Con la lr n.4 dell’1 marzo 2011 (pubblicata sul Burl n.4 del 2 marzo 2011), che, dichiarata urgente, è in vigore dalla data di pubblicazione, sono state apportate alcune modifiche alla lr n.49/2009 volte a ovviare alle problematiche interpretative e applicative emerse nel primo anno di applicazione della legge. A fronte delle novità introdotte dalla lr n.4/2011 e per consentire una più ampia applicazione delle misure straordinarie previste, è stato prorogato fino al 31 dicembre 2013 il relativo termine di efficacia.

Con la lr n.33 del 16 novembre 2011, "Modifiche alla legge regionale 3 novembre 2009, n.49" in vigore dal 17 novembre 2011, la Regione Liguria, rispetto alle disposizioni statali introdotte dall’articolo 5 del decreto legge n.70/2011 (così detto “Decreto Sviluppo”), convertito con legge n.106/2011 (che ha previsto l’emanazione da parte delle Regioni di apposite leggi di incentivazione volte a disciplinare interventi di riqualificazione del patrimonio edilizio esistente), ha confermato l‘esclusiva applicazione sul proprio territorio della disciplina in materia di “Piano Casa” già prevista per interventi su singoli edifici dalla lr n.49/2009 come modificata dalla lr n.4/2011.

Con la lr n.33/2011 sono stati inoltre apportati alcuni marginali correttivi alla legge regionale n.49/2009 e successive modifiche volti a specificare meglio alcune previsioni e modalità applicative (modifiche apportate all’articolo 2, comma 1, lettera f), secondo periodo e alla lettera f bis), all’articolo 5, comma 1, lettera b) e agli articoli 6, comma 4, e 7, commi 2 e 3, i cui contenuti sono sinteticamente illustrati nel quadro di confronto delle novità introdotte dalla lr 4/2011, dalla lr n. 33/2011 e dalla lr n. 9/2012 inserito tra gli allegati di seguito riportati).

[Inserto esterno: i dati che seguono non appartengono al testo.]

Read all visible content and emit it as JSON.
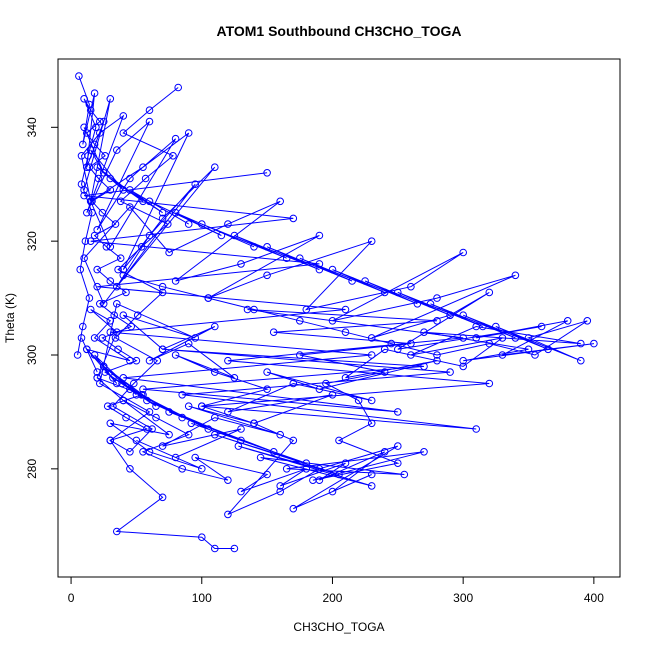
{
  "chart_data": {
    "type": "scatter",
    "title": "ATOM1 Southbound CH3CHO_TOGA",
    "xlabel": "CH3CHO_TOGA",
    "ylabel": "Theta (K)",
    "xlim": [
      -10,
      420
    ],
    "ylim": [
      261,
      352
    ],
    "x_ticks": [
      0,
      100,
      200,
      300,
      400
    ],
    "y_ticks": [
      280,
      300,
      320,
      340
    ],
    "grid": false,
    "legend": "none",
    "point_style": "open-circle",
    "series_color": "#0000ff",
    "series": [
      {
        "style": "lines+points",
        "x": [
          6,
          14,
          9,
          18,
          12,
          25,
          10,
          30,
          15,
          8,
          22,
          40,
          12,
          35,
          60,
          20,
          45,
          80,
          30,
          15,
          55,
          90,
          40,
          70,
          110,
          35,
          60,
          95,
          25,
          10,
          45,
          75,
          120,
          160,
          80,
          130,
          190,
          105,
          150,
          230,
          180,
          260,
          300,
          200,
          280,
          340,
          230,
          290,
          320,
          250,
          360,
          310,
          380,
          330,
          400,
          300,
          350,
          270,
          390,
          310,
          260,
          330,
          300,
          240,
          210,
          280,
          190,
          150,
          230,
          170,
          120,
          200,
          140,
          90,
          160,
          110,
          70,
          130,
          80,
          50,
          100,
          60,
          30,
          75,
          40,
          20,
          55,
          25,
          12,
          45,
          18,
          30,
          15,
          35,
          20,
          40,
          65,
          90,
          55,
          85,
          120,
          95,
          150,
          130,
          180,
          160,
          210,
          190,
          240,
          200,
          230,
          170,
          250,
          190,
          160,
          120,
          170,
          140,
          100,
          150,
          110,
          80,
          125,
          90,
          60,
          110,
          70,
          40,
          95,
          35,
          22,
          60,
          30,
          45,
          70,
          35,
          100,
          110,
          125
        ],
        "y": [
          349,
          344,
          337,
          346,
          333,
          341,
          329,
          345,
          327,
          335,
          339,
          342,
          325,
          336,
          341,
          322,
          331,
          338,
          319,
          327,
          333,
          339,
          315,
          324,
          333,
          312,
          321,
          330,
          309,
          317,
          326,
          318,
          323,
          327,
          313,
          316,
          321,
          310,
          314,
          320,
          308,
          312,
          318,
          306,
          310,
          314,
          303,
          307,
          311,
          301,
          305,
          303,
          306,
          300,
          302,
          299,
          301,
          304,
          302,
          305,
          300,
          303,
          298,
          301,
          296,
          299,
          294,
          297,
          292,
          295,
          290,
          293,
          288,
          291,
          286,
          289,
          284,
          287,
          282,
          285,
          280,
          283,
          288,
          286,
          292,
          296,
          293,
          298,
          301,
          299,
          303,
          306,
          308,
          304,
          296,
          292,
          289,
          286,
          283,
          280,
          278,
          282,
          279,
          276,
          280,
          277,
          281,
          278,
          283,
          276,
          279,
          273,
          284,
          280,
          276,
          272,
          285,
          288,
          291,
          294,
          297,
          300,
          296,
          302,
          299,
          305,
          301,
          307,
          303,
          309,
          295,
          290,
          285,
          280,
          275,
          269,
          268,
          266,
          266
        ]
      },
      {
        "style": "lines+points",
        "x": [
          10,
          25,
          15,
          40,
          20,
          55,
          30,
          70,
          45,
          90,
          60,
          115,
          80,
          140,
          100,
          165,
          125,
          190,
          150,
          215,
          175,
          240,
          200,
          265,
          225,
          290,
          250,
          315,
          275,
          340,
          300,
          365,
          325,
          390,
          350,
          395,
          355,
          320,
          280,
          245,
          210,
          175,
          140,
          105,
          70,
          40
        ],
        "y": [
          340,
          332,
          336,
          329,
          333,
          327,
          331,
          325,
          329,
          323,
          327,
          321,
          325,
          319,
          323,
          317,
          321,
          315,
          319,
          313,
          317,
          311,
          315,
          309,
          313,
          307,
          311,
          305,
          309,
          303,
          307,
          301,
          305,
          299,
          303,
          306,
          300,
          302,
          300,
          302,
          304,
          306,
          308,
          310,
          312,
          314
        ]
      },
      {
        "style": "lines+points",
        "x": [
          8,
          20,
          12,
          35,
          18,
          50,
          25,
          65,
          32,
          85,
          45,
          105,
          58,
          130,
          75,
          155,
          92,
          180,
          110,
          205,
          128,
          230,
          145,
          255,
          165,
          270,
          185,
          250,
          205,
          230,
          220,
          195,
          240,
          175,
          260,
          155,
          280,
          135,
          300,
          120,
          320,
          100,
          310,
          85,
          290,
          70,
          270,
          55,
          250,
          40,
          230,
          30,
          210,
          20,
          190,
          15,
          170,
          10,
          150
        ],
        "y": [
          303,
          297,
          301,
          295,
          300,
          293,
          298,
          291,
          296,
          289,
          294,
          287,
          292,
          285,
          290,
          283,
          288,
          281,
          286,
          279,
          284,
          277,
          282,
          279,
          280,
          283,
          278,
          281,
          285,
          288,
          292,
          295,
          297,
          300,
          302,
          304,
          306,
          308,
          303,
          299,
          295,
          291,
          287,
          293,
          297,
          301,
          298,
          294,
          290,
          296,
          300,
          304,
          308,
          312,
          316,
          320,
          324,
          328,
          332
        ]
      },
      {
        "style": "lines+points",
        "x": [
          5,
          9,
          14,
          7,
          11,
          16,
          8,
          13,
          19,
          10,
          15,
          22,
          12,
          18,
          26,
          14,
          21,
          30,
          16,
          24,
          34,
          18,
          27,
          38,
          20,
          30,
          42,
          22,
          33,
          46,
          24,
          36,
          50,
          26,
          39,
          54,
          28,
          42,
          58,
          30,
          45,
          62,
          32,
          48,
          66,
          34,
          51,
          70,
          36,
          54,
          74,
          38,
          57,
          78,
          40,
          60,
          82
        ],
        "y": [
          300,
          305,
          310,
          315,
          320,
          325,
          330,
          335,
          340,
          345,
          343,
          341,
          339,
          337,
          335,
          333,
          331,
          329,
          327,
          325,
          323,
          321,
          319,
          317,
          315,
          313,
          311,
          309,
          307,
          305,
          303,
          301,
          299,
          297,
          295,
          293,
          291,
          289,
          287,
          285,
          283,
          287,
          291,
          295,
          299,
          303,
          307,
          311,
          315,
          319,
          323,
          327,
          331,
          335,
          339,
          343,
          347
        ]
      }
    ]
  }
}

Con la lr n.9 del 5 aprile 2012, che aggiorna la lr n.16/2008 e successive modifiche (Disciplina dell’attività edilizia) e modifica altre leggi regionali correlate alla materia urbanistico-edilizia, sono state apportate anche due modifiche agli articoli 6 e 7 della lr n.49/2009 e successive modifiche. Le modifiche introdotte nell’articolo 47 della lr n.9 consistono nell’inserimento nel comma 1 degli articoli 6 e 7 della specifica possibilità di realizzare gli interventi di demolizione e ricostruzione con incremento volumetrico mediante accorpamento di più edifici esistenti, appartenenti ad unico proprietario e ubicati nello stesso lotto di proprietà, in un unico edificio la cui volumetria complessiva, comprensiva dell’incremento, non può risultare superiore ai limiti dimensionali stabiliti nel comma 1 dell’ articolo 6.

Con tali modifiche si è voluto consentire, rispetto al generale campo di applicazione degli articoli 6 e 7 circoscritto a singoli edifici, operazioni di sostituzione edilizia aventi ad oggetto anche più edifici, purché con una volumetria complessiva non superiore alle soglie rispettivamente di 2500 metri cubi e di 10.000 metri cubi fissate sempre negli articoli 6 e 7, ma con possibilità di incremento volumetrico massimo pari al 35% del volume esistente nel caso di edifici la cui volumetria complessiva non sia superiore a 2000 metri cubi e di incremento pari, in ogni caso, a 700 metri cubi ove gli edifici esistenti abbiano volumetria complessiva compresa tra 2000 e 2500 metri cubi.